The third way to appropriate the will consists in raising emotional barriers. This is much more than Jack Trout’s Strategic Positioning, for example, where a specific defendable attribute is attached to a particular brand or company. Volvo and Safety is a clear example of strategic positioning. The emotional barrier is far more powerful, as it connects strong emotions to a product or to the competition, in such a way that the act of purchasing that brand is shielded no matter what. That’s right, no matter what! Does another brand offer more? The strong emotions of hatred, fear, superiority, personal identity and group identity come forth raging, and better still in combination with one another. If that happens, you will buy the product brand with as much determination as if it were an act of physical addiction. You will support your football team even if they lose, you will vote for your political party no matter what they say or do, you will eat processed foods even though you well know they can make you deathly ill, you will buy the newest and most expensive telephone although it’s hardly better than the one you’ve got. Your life decisions are thus reduced to desires implanted in the brain with emotional highs and lows when your team wins or loses, when your political party rises or falls, when you eat fast food or are deprived of it, when the latest telephone is in your hands or out of reach. It’s an emotional rollercoaster we live through, and it’s our kidnapped desire that straps us in for the ride. We can lose many things along the way, but the worst is losing our liberty, the liberty that balances between stimulus and response. We become zombies willing to consume whatever our political and corporate darksiders tell us to.
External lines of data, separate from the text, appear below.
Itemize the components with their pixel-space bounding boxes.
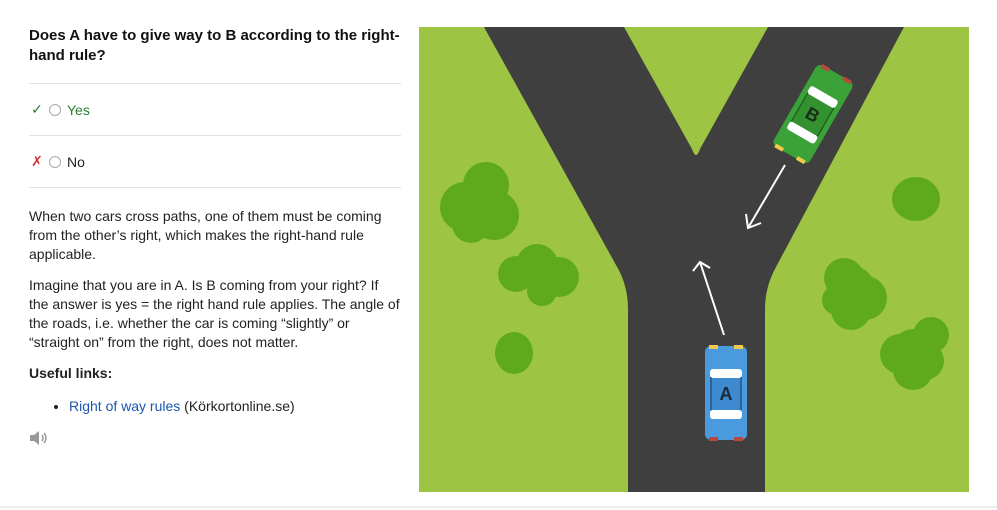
tree-cluster <box>892 177 940 221</box>
explanation-paragraph: Imagine that you are in A. Is B coming f… <box>29 277 400 350</box>
tree-cluster <box>495 332 533 374</box>
divider <box>0 506 997 508</box>
question-text: Does A have to give way to B according t… <box>29 27 400 64</box>
car-a-label: A <box>720 384 733 404</box>
intersection-illustration: A B <box>419 27 969 492</box>
option-yes-label: Yes <box>67 101 90 118</box>
useful-link-item: Right of way rules (Körkortonline.se) <box>69 397 401 416</box>
explanation: When two cars cross paths, one of them m… <box>29 207 401 446</box>
check-icon: ✓ <box>31 101 43 117</box>
option-no-label: No <box>67 153 85 170</box>
useful-links-title: Useful links: <box>29 365 113 381</box>
useful-links-list: Right of way rules (Körkortonline.se) <box>29 397 401 416</box>
radio-no[interactable] <box>49 155 61 168</box>
option-yes[interactable]: ✓ Yes <box>29 83 401 135</box>
question-panel: Does A have to give way to B according t… <box>29 22 401 446</box>
speaker-icon[interactable] <box>29 430 49 446</box>
cross-icon: ✗ <box>31 153 43 169</box>
right-of-way-link[interactable]: Right of way rules <box>69 398 180 414</box>
car-a: A <box>705 345 747 441</box>
link-source: (Körkortonline.se) <box>180 398 295 414</box>
radio-yes[interactable] <box>49 103 61 116</box>
explanation-paragraph: When two cars cross paths, one of them m… <box>29 208 382 262</box>
option-no[interactable]: ✗ No <box>29 135 401 188</box>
Now, let’s take up the consumer’s side and ask, “What can we consumers do to regain our liberty and free ourselves from this bondage?” Perhaps it would be like the process of recovering from an addiction:

  1. As with physical or psychological addiction, the help of a specialist may be necessary.
  2. A kind of Marketing Mindfulness might help us become conscious of the situation in the here and now so we can address it: “Mister Marketing! You are there and I am here, and I will consciously decide whether you are useful to me or not. Just so you know!” Then we quarantine our strong emotions of hatred and fear, superiority and identity, in order to feel them for what they are.
  3. Establishing intermittent breaks from marketing and its dopamine fix could do the trick, forcing desire into submission and fortifying the will. For example: online purchases only once a month, no TV or social media on specific days of the week, etc.
  4. We could install a new operating system, the iHumanOS 14. There’s a magnificent example of this in the recent book by Marcos Vázquez  on stoic philosophy. [2]. If we update the software in our telephones, we should do the same for our own cerebral software.
  5. We can flex our newfound liberty by small neuronal stretching exercises that run contrary to what the dark side of marketing tells us. It can be rather difficult, for sure, but here are some examples: recognize that the archenemy’s team has played better and deserves to win, even when it is your own team that has been beaten (Can you imagine saying this while with the football supporters’ club watching your team in a match?); acknowledge the rationale of the political opposition (Would this be possible at a family meal with the “enemy” present?); recognize that our group, our town, our culture is no better than the next but rather just another one with its own strengths and weaknesses; read closely the product labels of what we buy with no regard for the marketing that is included; or even better, buy products that have no labels, like fruits and vegetables.

Marketing, then, is a double-edged sword that can rob us of our liberty by making us act in ways that are barbarous to our community and our own health, consuming for example processed foods or wasting our money on things we clearly do not need. On the other hand, we can learn to live with marketing by distinguishing between what is useful and what is not, and thus getting the most of what is advantageous about marketing. This becomes a fundamental habit in a world where emotional pirates want to keep us swimming in a sea of dopamine, our desire kidnapped for their interests.